You’ve got to remember that dogs are essentially overgrown, furry toddlers. Their mental capacity is on par with a two- or three-year-old toddler. Ergo, it follows that dogs will want to keep themselves entertained with toys and enrichment-promoting accessories.
What’s the best way to dissuade a dog from chewing your favorite slippers? Give them something to substitute the slipper! Dog chew toys can provide hours of entertainment, but beware of the cheaper models. Dollar-store chew toys are sometimes made from plastic toxic to dogs. Rougher chewers may even dislodge fragments and swallow them. The last thing we need is emergency canine surgery!
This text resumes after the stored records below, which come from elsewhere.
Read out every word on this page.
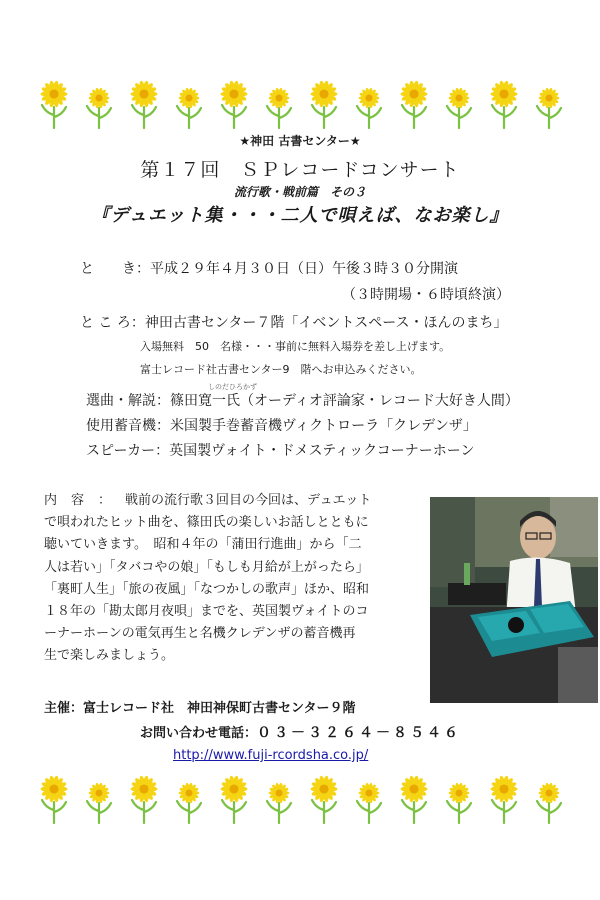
★神田 古書センター★
第１７回　ＳＰレコードコンサート
流行歌・戦前篇　その３
『デュエット集・・・二人で唄えば、なお楽し』
と　　き：平成２９年４月３０日（日）午後３時３０分開演
（３時開場・６時頃終演）
と こ ろ：神田古書センター７階「イベントスペース・ほんのまち」
入場無料　50　名様・・・事前に無料入場券を差し上げます。
富士レコード社古書センター9　階へお申込みください。
しのだひろかず
選曲・解説：篠田寛一氏（オーディオ評論家・レコード大好き人間）
使用蓄音機：米国製手巻蓄音機ヴィクトローラ「クレデンザ」
スピーカー：英国製ヴォイト・ドメスティックコーナーホーン
内容：戦前の流行歌３回目の今回は、デュエット
で唄われたヒット曲を、篠田氏の楽しいお話しとともに
聴いていきます。　昭和４年の「蒲田行進曲」から「二
人は若い」「タバコやの娘」「もしも月給が上がったら」
「裏町人生」「旅の夜風」「なつかしの歌声」ほか、昭和
１８年の「勘太郎月夜唄」までを、英国製ヴォイトのコ
ーナーホーンの電気再生と名機クレデンザの蓄音機再
生で楽しみましょう。
主催：富士レコード社　神田神保町古書センター９階
お問い合わせ電話：０３－３２６４－８５４６
http://www.fuji-rcordsha.co.jp/
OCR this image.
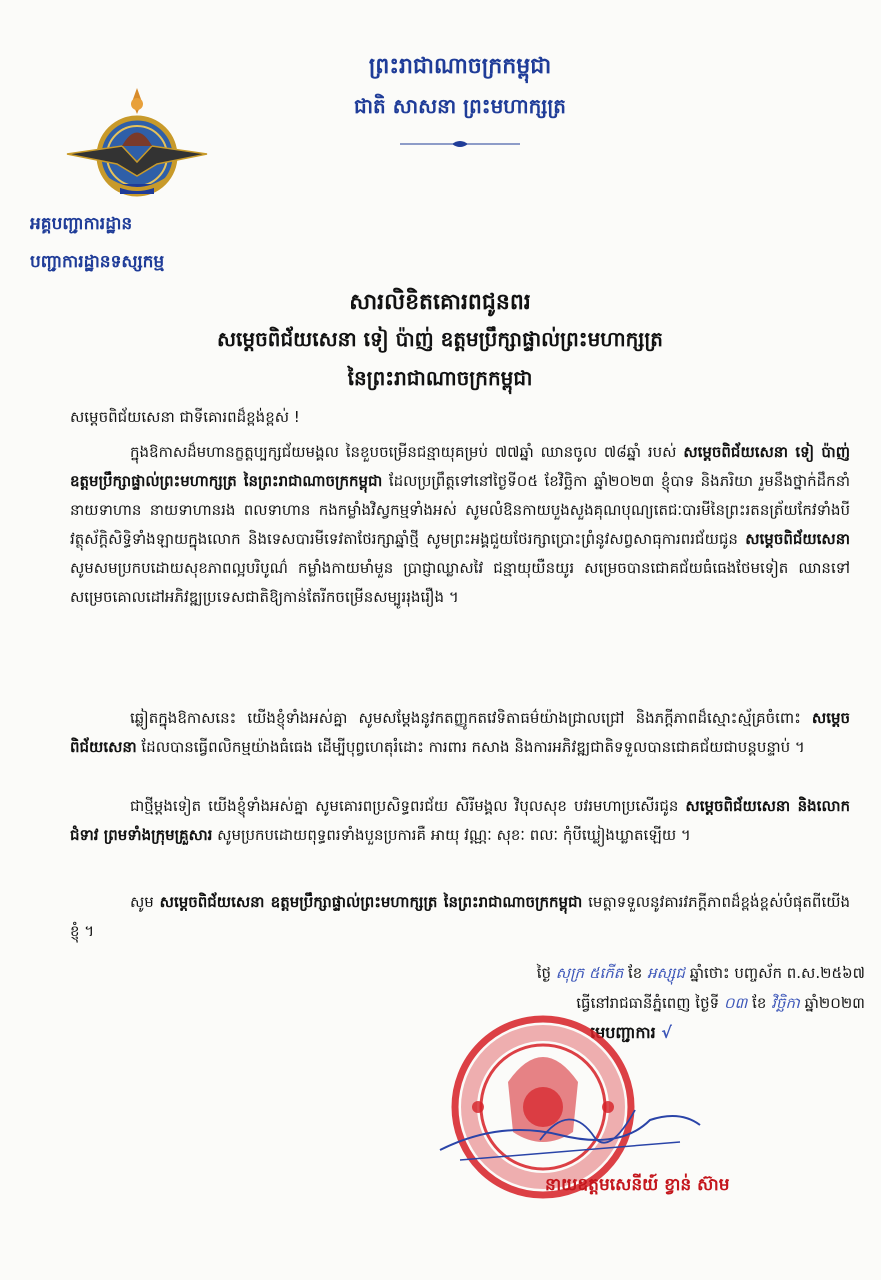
ព្រះរាជាណាចក្រកម្ពុជា
ជាតិ សាសនា ព្រះមហាក្សត្រ
អគ្គបញ្ជាការដ្ឋាន
បញ្ជាការដ្ឋានទស្សកម្ម
សារលិខិតគោរពជូនពរ
សម្តេចពិជ័យសេនា ទៀ ប៉ាញ់ ឧត្តមប្រឹក្សាផ្ទាល់ព្រះមហាក្សត្រ
នៃព្រះរាជាណាចក្រកម្ពុជា
សម្តេចពិជ័យសេនា ជាទីគោរពដ៏ខ្ពង់ខ្ពស់ !
ក្នុងឱកាសដ៏មហានក្ខត្តប្បក្សជ័យមង្គល នៃខួបចម្រើនជន្មាយុគម្រប់ ៧៧ឆ្នាំ ឈានចូល ៧៨ឆ្នាំ របស់ សម្តេចពិជ័យសេនា ទៀ ប៉ាញ់ ឧត្តមប្រឹក្សាផ្ទាល់ព្រះមហាក្សត្រ នៃព្រះរាជាណាចក្រកម្ពុជា ដែលប្រព្រឹត្តទៅនៅថ្ងៃទី០៥ ខែវិច្ឆិកា ឆ្នាំ២០២៣ ខ្ញុំបាទ និងភរិយា រួមនឹងថ្នាក់ដឹកនាំ នាយទាហាន នាយទាហានរង ពលទាហាន កងកម្លាំងវិស្វកម្មទាំងអស់ សូមលំឱនកាយបួងសួងគុណបុណ្យតេជៈបារមីនៃព្រះរតនត្រ័យកែវទាំងបី វត្ថុស័ក្តិសិទ្ធិទាំងឡាយក្នុងលោក និងទេសបារមីទេវតាថែរក្សាឆ្នាំថ្មី សូមព្រះអង្គជួយថែរក្សាប្រោះព្រំនូវសព្វសាធុការពរជ័យជូន សម្តេចពិជ័យសេនា សូមសមប្រកបដោយសុខភាពល្អបរិបូណ៌ កម្លាំងកាយមាំមួន ប្រាជ្ញាឈ្លាសវៃ ជន្មាយុយឺនយូរ សម្រេចបានជោគជ័យធំធេងថែមទៀត ឈានទៅសម្រេចគោលដៅអភិវឌ្ឍប្រទេសជាតិឱ្យកាន់តែរីកចម្រើនសម្បូររុងរឿង ។
ឆ្លៀតក្នុងឱកាសនេះ យើងខ្ញុំទាំងអស់គ្នា សូមសម្តែងនូវកតញ្ញូកតវេទិតាធម៌យ៉ាងជ្រាលជ្រៅ និងភក្តីភាពដ៏ស្មោះស្ម័គ្រចំពោះ សម្តេចពិជ័យសេនា ដែលបានធ្វើពលិកម្មយ៉ាងធំធេង ដើម្បីបុព្វហេតុរំដោះ ការពារ កសាង និងការអភិវឌ្ឍជាតិទទួលបានជោគជ័យជាបន្តបន្ទាប់ ។
ជាថ្មីម្តងទៀត យើងខ្ញុំទាំងអស់គ្នា សូមគោរពប្រសិទ្ធពរជ័យ សិរីមង្គល វិបុលសុខ បវរមហាប្រសើរជូន សម្តេចពិជ័យសេនា និងលោកជំទាវ ព្រមទាំងក្រុមគ្រួសារ សូមប្រកបដោយពុទ្ធពរទាំងបួនប្រការគឺ អាយុ វណ្ណៈ សុខៈ ពលៈ កុំបីឃ្លៀងឃ្លាតឡើយ ។
សូម សម្តេចពិជ័យសេនា ឧត្តមប្រឹក្សាផ្ទាល់ព្រះមហាក្សត្រ នៃព្រះរាជាណាចក្រកម្ពុជា មេត្តាទទួលនូវគារវភក្តីភាពដ៏ខ្ពង់ខ្ពស់បំផុតពីយើងខ្ញុំ ។
ថ្ងៃ សុក្រ ៥កើត ខែ អស្សុជ ឆ្នាំថោះ បញ្ចស័ក ព.ស.២៥៦៧
ធ្វើនៅរាជធានីភ្នំពេញ ថ្ងៃទី ០៣ ខែ វិច្ឆិកា ឆ្នាំ២០២៣
មេបញ្ជាការ √
នាយឧត្តមសេនីយ៍ ខ្វាន់ ស៊ាម
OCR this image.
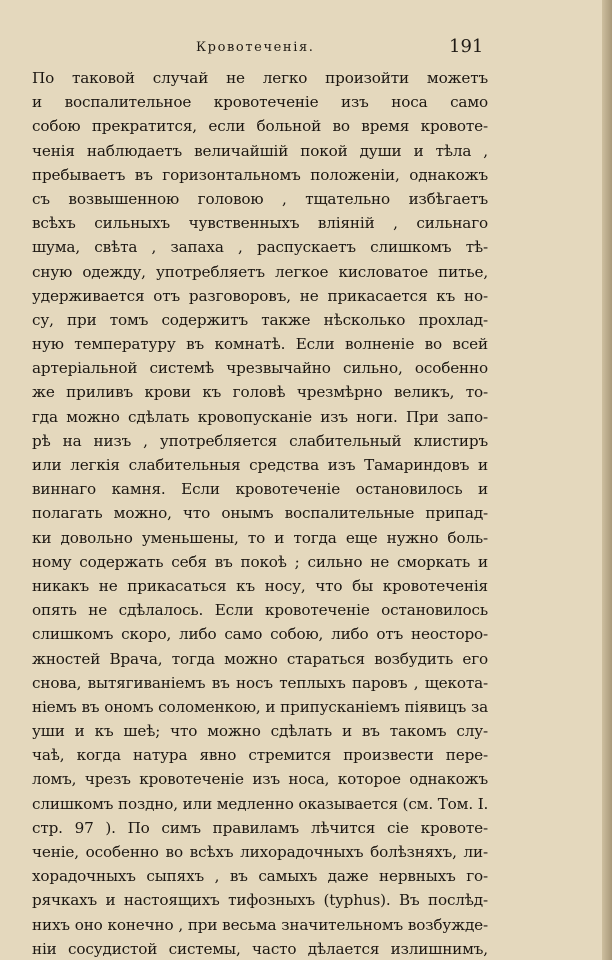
Кровотеченія.	191
По таковой случай не легко произойти можетъ
и воспалительное кровотеченіе изъ носа само
собою прекратится, если больной во время кровоте-
ченія наблюдаетъ величайшій покой души и тѣла ,
пребываетъ въ горизонтальномъ положеніи, однакожъ
съ возвышенною головою , тщательно избѣгаетъ
всѣхъ сильныхъ чувственныхъ вліяній , сильнаго
шума, свѣта , запаха , распускаетъ слишкомъ тѣ-
сную одежду, употребляетъ легкое кисловатое питье,
удерживается отъ разговоровъ, не прикасается къ но-
су, при томъ содержитъ также нѣсколько прохлад-
ную температуру въ комнатѣ. Если волненіе во всей
артеріальной системѣ чрезвычайно сильно, особенно
же приливъ крови къ головѣ чрезмѣрно великъ, то-
гда можно сдѣлать кровопусканіе изъ ноги. При запо-
рѣ на низъ , употребляется слабительный клистиръ
или легкія слабительныя средства изъ Тамариндовъ и
виннаго камня. Если кровотеченіе остановилось и
полагать можно, что онымъ воспалительные припад-
ки довольно уменьшены, то и тогда еще нужно боль-
ному содержать себя въ покоѣ ; сильно не сморкать и
никакъ не прикасаться къ носу, что бы кровотеченія
опять не сдѣлалось. Если кровотеченіе остановилось
слишкомъ скоро, либо само собою, либо отъ неосторо-
жностей Врача, тогда можно стараться возбудить его
снова, вытягиваніемъ въ носъ теплыхъ паровъ , щекота-
ніемъ въ ономъ соломенкою, и припусканіемъ піявицъ за
уши и къ шеѣ; что можно сдѣлать и въ такомъ слу-
чаѣ, когда натура явно стремится произвести пере-
ломъ, чрезъ кровотеченіе изъ носа, которое однакожъ
слишкомъ поздно, или медленно оказывается (см. Том. I.
стр. 97 ). По симъ правиламъ лѣчится сіе кровоте-
ченіе, особенно во всѣхъ лихорадочныхъ болѣзняхъ, ли-
хорадочныхъ сыпяхъ , въ самыхъ даже нервныхъ го-
рячкахъ и настоящихъ тифозныхъ (typhus). Въ послѣд-
нихъ оно конечно , при весьма значительномъ возбужде-
ніи сосудистой системы, часто дѣлается излишнимъ,
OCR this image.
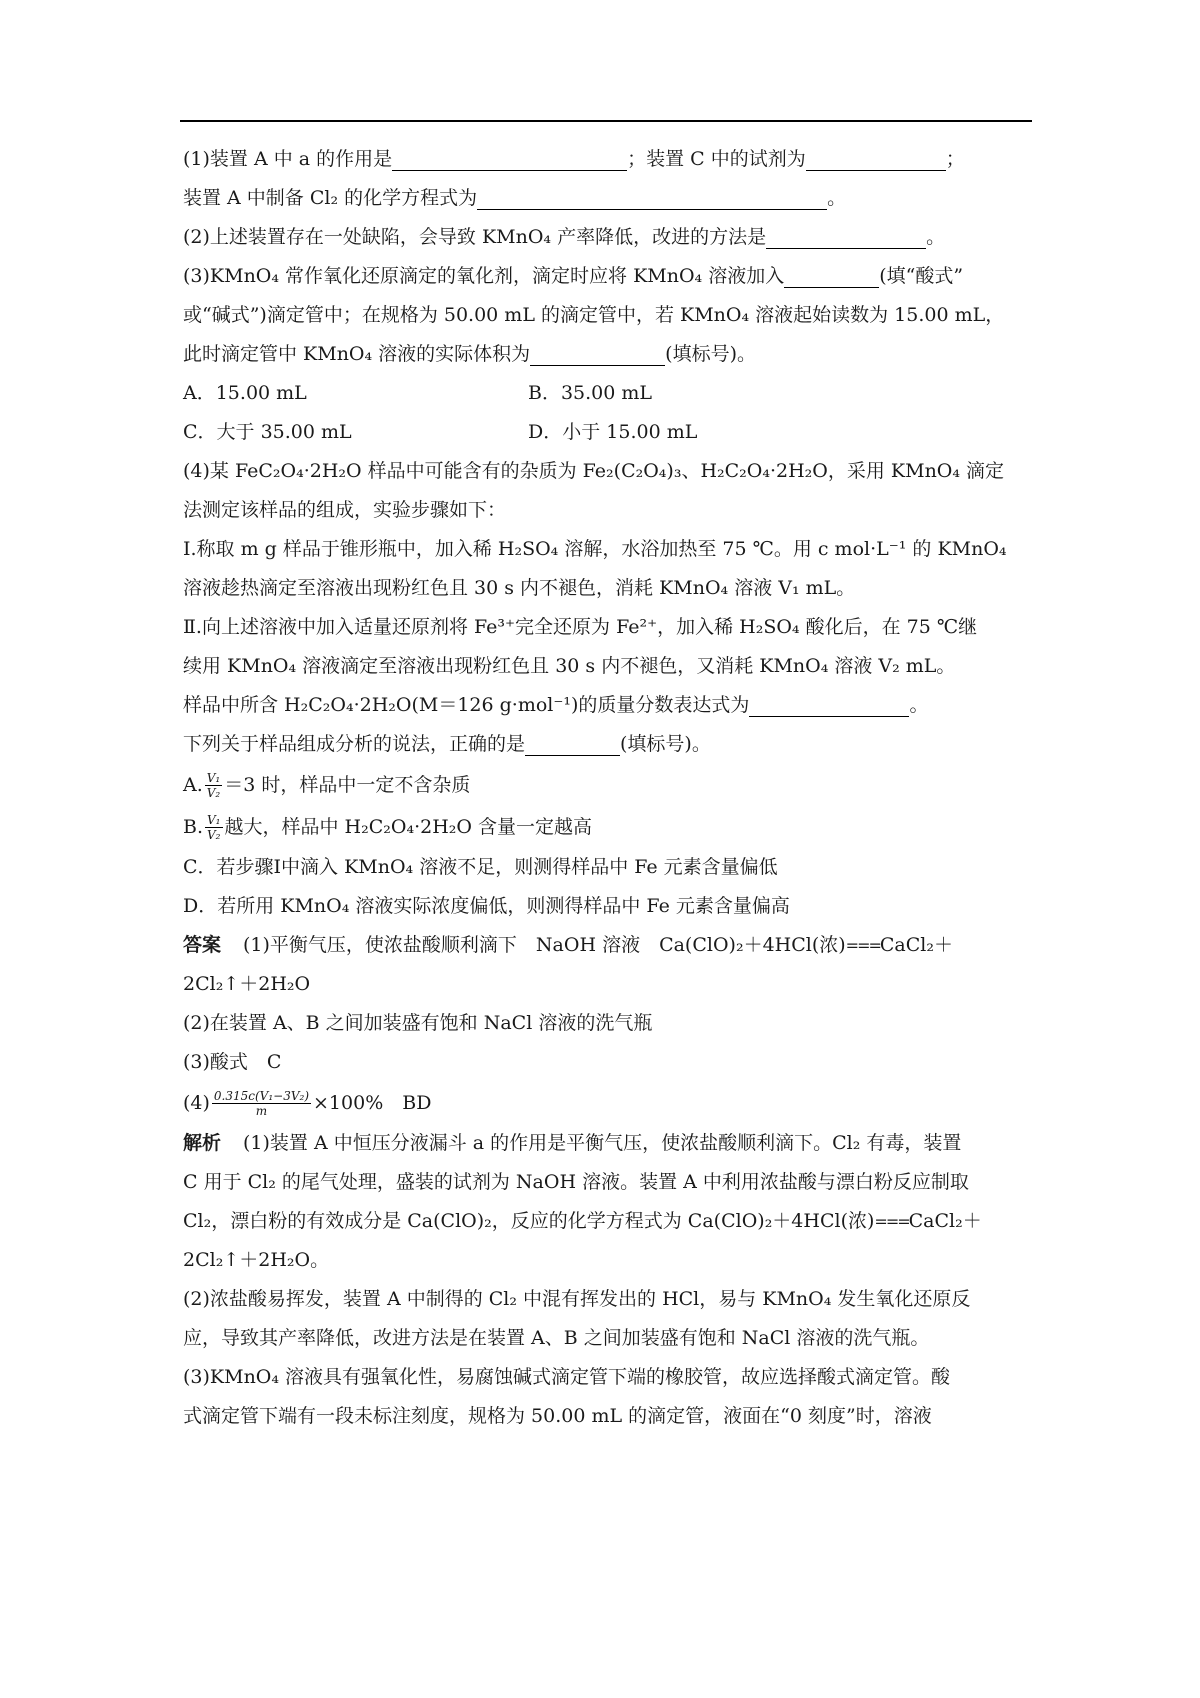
(1)装置 A 中 a 的作用是	；装置 C 中的试剂为	；
装置 A 中制备 Cl₂ 的化学方程式为	。
(2)上述装置存在一处缺陷，会导致 KMnO₄ 产率降低，改进的方法是	。
(3)KMnO₄ 常作氧化还原滴定的氧化剂，滴定时应将 KMnO₄ 溶液加入	(填“酸式”
或“碱式”)滴定管中；在规格为 50.00 mL 的滴定管中，若 KMnO₄ 溶液起始读数为 15.00 mL，
此时滴定管中 KMnO₄ 溶液的实际体积为	(填标号)。
A．15.00 mL	B．35.00 mL
C．大于 35.00 mL	D．小于 15.00 mL
(4)某 FeC₂O₄·2H₂O 样品中可能含有的杂质为 Fe₂(C₂O₄)₃、H₂C₂O₄·2H₂O，采用 KMnO₄ 滴定
法测定该样品的组成，实验步骤如下：
Ⅰ.称取 m g 样品于锥形瓶中，加入稀 H₂SO₄ 溶解，水浴加热至 75 ℃。用 c mol·L⁻¹ 的 KMnO₄
溶液趁热滴定至溶液出现粉红色且 30 s 内不褪色，消耗 KMnO₄ 溶液 V₁ mL。
Ⅱ.向上述溶液中加入适量还原剂将 Fe³⁺完全还原为 Fe²⁺，加入稀 H₂SO₄ 酸化后，在 75 ℃继
续用 KMnO₄ 溶液滴定至溶液出现粉红色且 30 s 内不褪色，又消耗 KMnO₄ 溶液 V₂ mL。
样品中所含 H₂C₂O₄·2H₂O(M＝126 g·mol⁻¹)的质量分数表达式为	。
下列关于样品组成分析的说法，正确的是	(填标号)。
A. $\frac{\text{V₁}}{\text{V₂}} =3$ 时，样品中一定不含杂质
B. $\frac{\text{V₁}}{\text{V₂}}$ 越大，样品中 H₂C₂O₄·2H₂O 含量一定越高
C．若步骤Ⅰ中滴入 KMnO₄ 溶液不足，则测得样品中 Fe 元素含量偏低
D．若所用 KMnO₄ 溶液实际浓度偏低，则测得样品中 Fe 元素含量偏高
答案 (1)平衡气压，使浓盐酸顺利滴下　NaOH 溶液　Ca(ClO)₂＋4HCl(浓) === CaCl₂＋
2Cl₂↑＋2H₂O
(2)在装置 A、B 之间加装盛有饱和 NaCl 溶液的洗气瓶
(3)酸式　C
$(4) \frac{\text{0.315c(V₁−3V₂)}}{m} \times 100\%$　BD
解析 (1)装置 A 中恒压分液漏斗 a 的作用是平衡气压，使浓盐酸顺利滴下。Cl₂ 有毒，装置
C 用于 Cl₂ 的尾气处理，盛装的试剂为 NaOH 溶液。装置 A 中利用浓盐酸与漂白粉反应制取
Cl₂，漂白粉的有效成分是 Ca(ClO)₂，反应的化学方程式为 Ca(ClO)₂＋4HCl(浓) === CaCl₂＋
2Cl₂↑＋2H₂O。
(2)浓盐酸易挥发，装置 A 中制得的 Cl₂ 中混有挥发出的 HCl，易与 KMnO₄ 发生氧化还原反
应，导致其产率降低，改进方法是在装置 A、B 之间加装盛有饱和 NaCl 溶液的洗气瓶。
(3)KMnO₄ 溶液具有强氧化性，易腐蚀碱式滴定管下端的橡胶管，故应选择酸式滴定管。酸
式滴定管下端有一段未标注刻度，规格为 50.00 mL 的滴定管，液面在“0 刻度”时，溶液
When choosing chew toys or enrichment accessories, ensure to pick something with a sturdy build made from non-toxic materials. If your dog’s bite is worse than their bark, ensure to choose something that can withstand their clenched jaw.
There you have it
There are many other things you may like to get your dog, such as a harness, a doggy bed, or even doggy pajamas. However, before you buy anything else, you should make sure you have the above covered. If these products were to be divided into a hierarchy of needs à la Maslow, they would make up the first and maybe also the second category.
So, if you have a new dog joining your family, grab them a collar and leash, get some food in order, and provide some mental stimulation and enrichment! Meet your canine’s baseline needs and you’ve got yourself a solid foundation.